Liberté pour Paco et Damien !
Paco et Damien, deux chômeurs, ont été incarcérés le 13 mai. Damien, 20 ans, est accusé de « tentative de dégradation par incendie » (l’affaire du Fouquet’s), Michel Gaucher, dit Paco, 50 ans, de « complicité de dégradation par incendie ». Damien d’abord, puis Paco ont finalement obtenu la liberté provisoire, mais sous les conditions restrictives.
« Ce qu’on réprime aujourd’hui, c’est son droit d’être libertaire ? » a demandé leur avocate Me Irène Terrel.
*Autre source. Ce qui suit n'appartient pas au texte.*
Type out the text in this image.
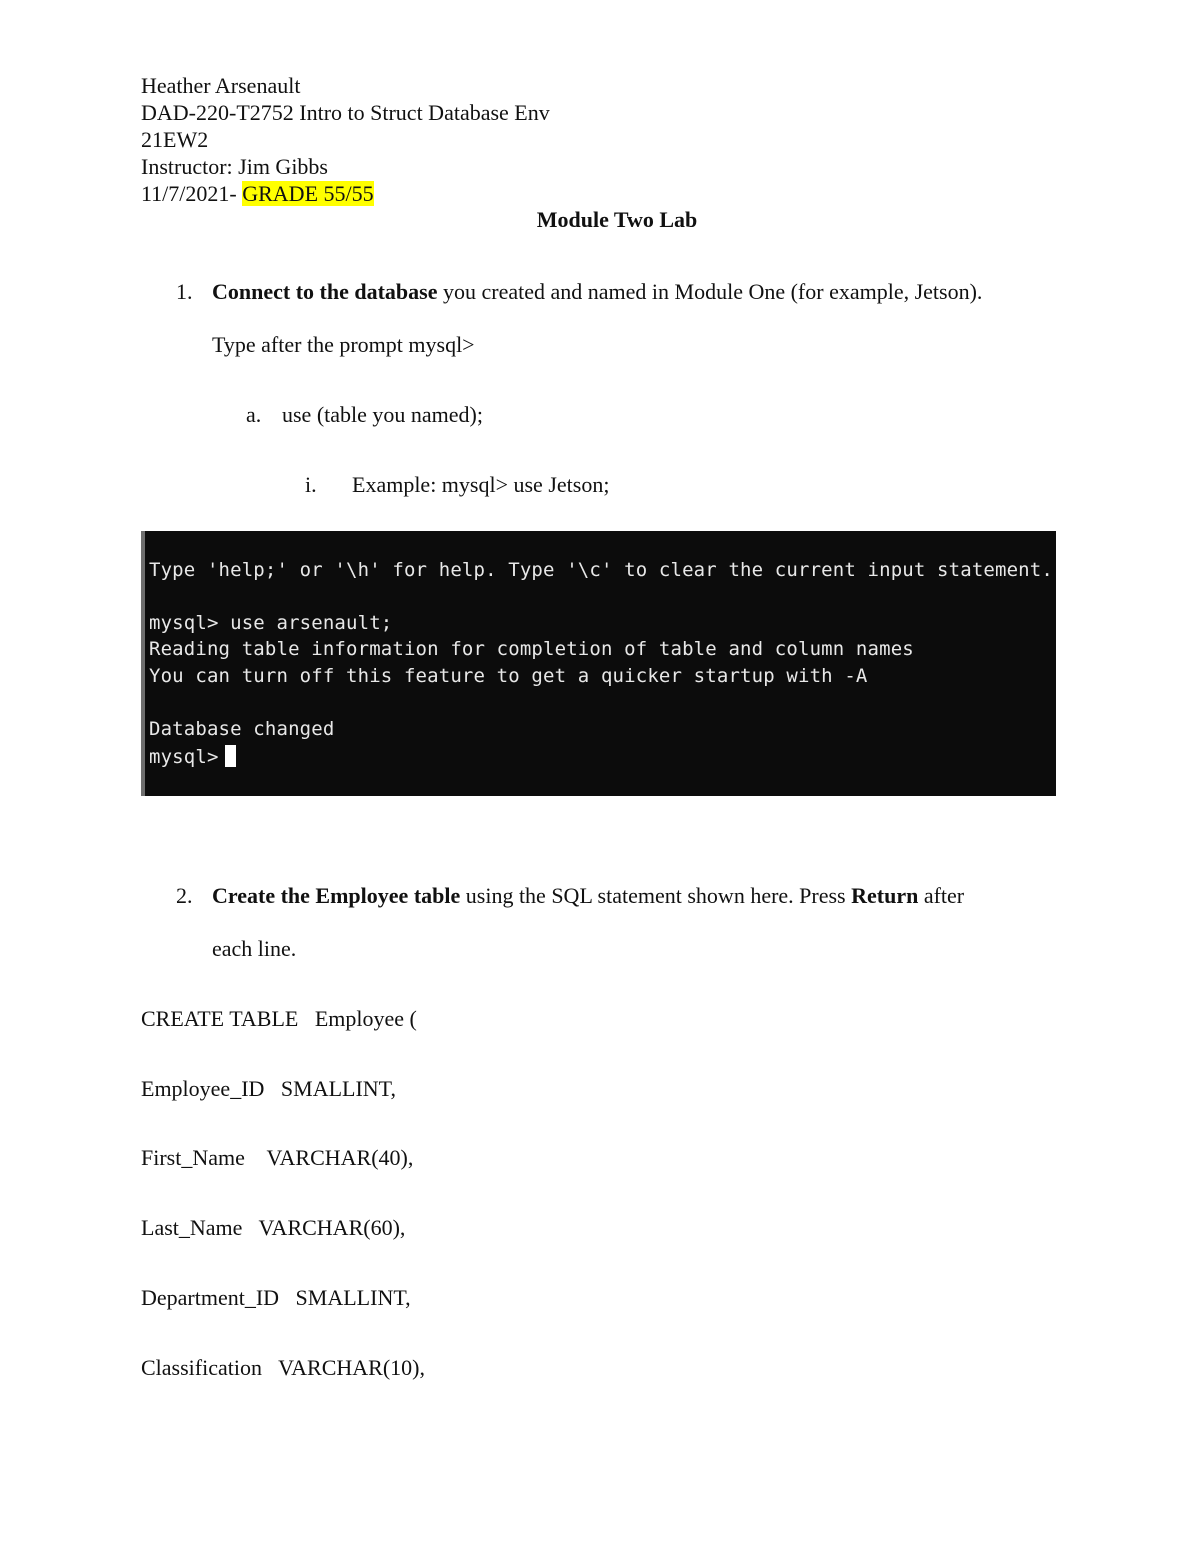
Heather Arsenault
DAD-220-T2752 Intro to Struct Database Env
21EW2
Instructor: Jim Gibbs
11/7/2021- GRADE 55/55
Module Two Lab
1. Connect to the database you created and named in Module One (for example, Jetson).
Type after the prompt mysql>
a. use (table you named);
i. Example: mysql> use Jetson;
Type 'help;' or '\h' for help. Type '\c' to clear the current input statement.
mysql> use arsenault;
Reading table information for completion of table and column names
You can turn off this feature to get a quicker startup with -A
Database changed
mysql>
2. Create the Employee table using the SQL statement shown here. Press Return after
each line.
CREATE TABLE   Employee (
Employee_ID   SMALLINT,
First_Name    VARCHAR(40),
Last_Name   VARCHAR(60),
Department_ID   SMALLINT,
Classification   VARCHAR(10),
Une nouvelle campagne hystérique est en train d’être montée contre les « groupes violents d’extrême gauche » qui ont été (danger suprême !) rejoints lors la manifestation du 16 mai par « une poignée de jeunes de cité » (le Figaro du 8 juin)
Alliot-Marie lance de son côté la curée sur Canal+ : « Notre priorité sera la traque à ces mouvances extrémistes nouvelles et dangereuses ». Où sont les protestations de la gauche officielle, des démocrates ?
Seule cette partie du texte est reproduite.